Note that in production, you’d typically use LangChain or a similar framework to handle embedding generation. I’m showing the basic approach here for clarity.

Finding Similar Articles

Once we have our query embedding, we can use ClickHouse’s built-in vector similarity functions to find the most relevant Wikipedia articles:

SELECT 
    title, 
    url, 
    paragraph_id, 
    text, 
    cosineDistance(emb, [Paste the embeddings]) AS distance 
FROM wiki_emb  
ORDER BY distance ASC 
LIMIT 5 
FORMAT Vertical;

This uses cosineDistance, but ClickHouse also supports other similarity measures like L2Distance if those better suit your needs.

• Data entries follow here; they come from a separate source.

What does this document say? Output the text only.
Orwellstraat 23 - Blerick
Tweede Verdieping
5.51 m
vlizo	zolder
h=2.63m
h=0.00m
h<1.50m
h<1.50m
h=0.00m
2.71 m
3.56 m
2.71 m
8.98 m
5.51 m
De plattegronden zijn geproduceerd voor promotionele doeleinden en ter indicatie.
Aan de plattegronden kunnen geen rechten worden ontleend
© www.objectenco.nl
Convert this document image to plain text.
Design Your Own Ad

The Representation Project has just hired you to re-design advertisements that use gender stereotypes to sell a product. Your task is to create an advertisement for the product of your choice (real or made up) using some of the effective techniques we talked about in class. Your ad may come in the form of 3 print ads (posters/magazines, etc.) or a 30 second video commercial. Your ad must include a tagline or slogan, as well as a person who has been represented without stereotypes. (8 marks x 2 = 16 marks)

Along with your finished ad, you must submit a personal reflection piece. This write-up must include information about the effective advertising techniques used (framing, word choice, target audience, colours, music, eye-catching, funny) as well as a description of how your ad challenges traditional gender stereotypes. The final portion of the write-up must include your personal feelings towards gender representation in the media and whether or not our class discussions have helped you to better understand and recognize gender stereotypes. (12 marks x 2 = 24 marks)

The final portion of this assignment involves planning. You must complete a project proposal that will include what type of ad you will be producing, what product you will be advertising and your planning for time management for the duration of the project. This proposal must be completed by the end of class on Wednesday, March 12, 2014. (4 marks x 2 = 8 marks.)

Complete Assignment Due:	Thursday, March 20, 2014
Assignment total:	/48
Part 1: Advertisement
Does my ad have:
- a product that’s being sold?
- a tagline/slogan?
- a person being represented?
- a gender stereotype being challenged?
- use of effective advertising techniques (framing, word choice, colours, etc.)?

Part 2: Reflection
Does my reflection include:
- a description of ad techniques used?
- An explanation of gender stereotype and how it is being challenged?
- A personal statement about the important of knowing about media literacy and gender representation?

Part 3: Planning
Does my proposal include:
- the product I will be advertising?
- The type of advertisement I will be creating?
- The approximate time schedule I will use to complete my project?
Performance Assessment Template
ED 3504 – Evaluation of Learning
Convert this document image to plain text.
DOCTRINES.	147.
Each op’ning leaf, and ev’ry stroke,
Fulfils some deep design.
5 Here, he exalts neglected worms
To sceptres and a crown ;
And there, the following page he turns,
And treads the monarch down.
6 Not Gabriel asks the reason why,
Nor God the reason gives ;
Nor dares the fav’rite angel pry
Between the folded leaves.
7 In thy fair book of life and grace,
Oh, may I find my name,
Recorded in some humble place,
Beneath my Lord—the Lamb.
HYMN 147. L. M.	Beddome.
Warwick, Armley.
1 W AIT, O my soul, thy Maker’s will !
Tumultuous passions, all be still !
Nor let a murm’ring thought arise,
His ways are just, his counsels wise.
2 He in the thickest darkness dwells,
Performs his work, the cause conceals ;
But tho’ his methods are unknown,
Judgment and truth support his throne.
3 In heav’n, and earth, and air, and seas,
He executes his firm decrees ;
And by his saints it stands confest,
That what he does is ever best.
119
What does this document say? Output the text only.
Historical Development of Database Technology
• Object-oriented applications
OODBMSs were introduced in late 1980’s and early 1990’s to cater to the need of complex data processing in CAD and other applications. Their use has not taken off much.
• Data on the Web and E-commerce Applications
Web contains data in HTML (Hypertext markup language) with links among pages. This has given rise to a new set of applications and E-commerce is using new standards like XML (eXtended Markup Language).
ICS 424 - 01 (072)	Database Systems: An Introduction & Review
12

The query ranks articles by how similar they are to our search term “Who created Unix” with lower-distance scores indicating better matches.

Real-World Performance

Running this setup on modest hardware (8 GB RAM, 4 CPUs), we got impressive results:

  • Query time: 0.633 seconds
  • Data set size: 485,859 rows
  • No special tuning or optimization

What makes this particularly compelling is the way ClickHouse handles scale. Performance scales sub-linearly with data size, meaning you won’t see query times spike as your data set grows. Plus, since it’s all open source, you maintain full control over your data and infrastructure. For teams already working with large-scale analytical workloads, ClickHouse offers a pragmatic alternative to specialized vector databases without vendor lock-in.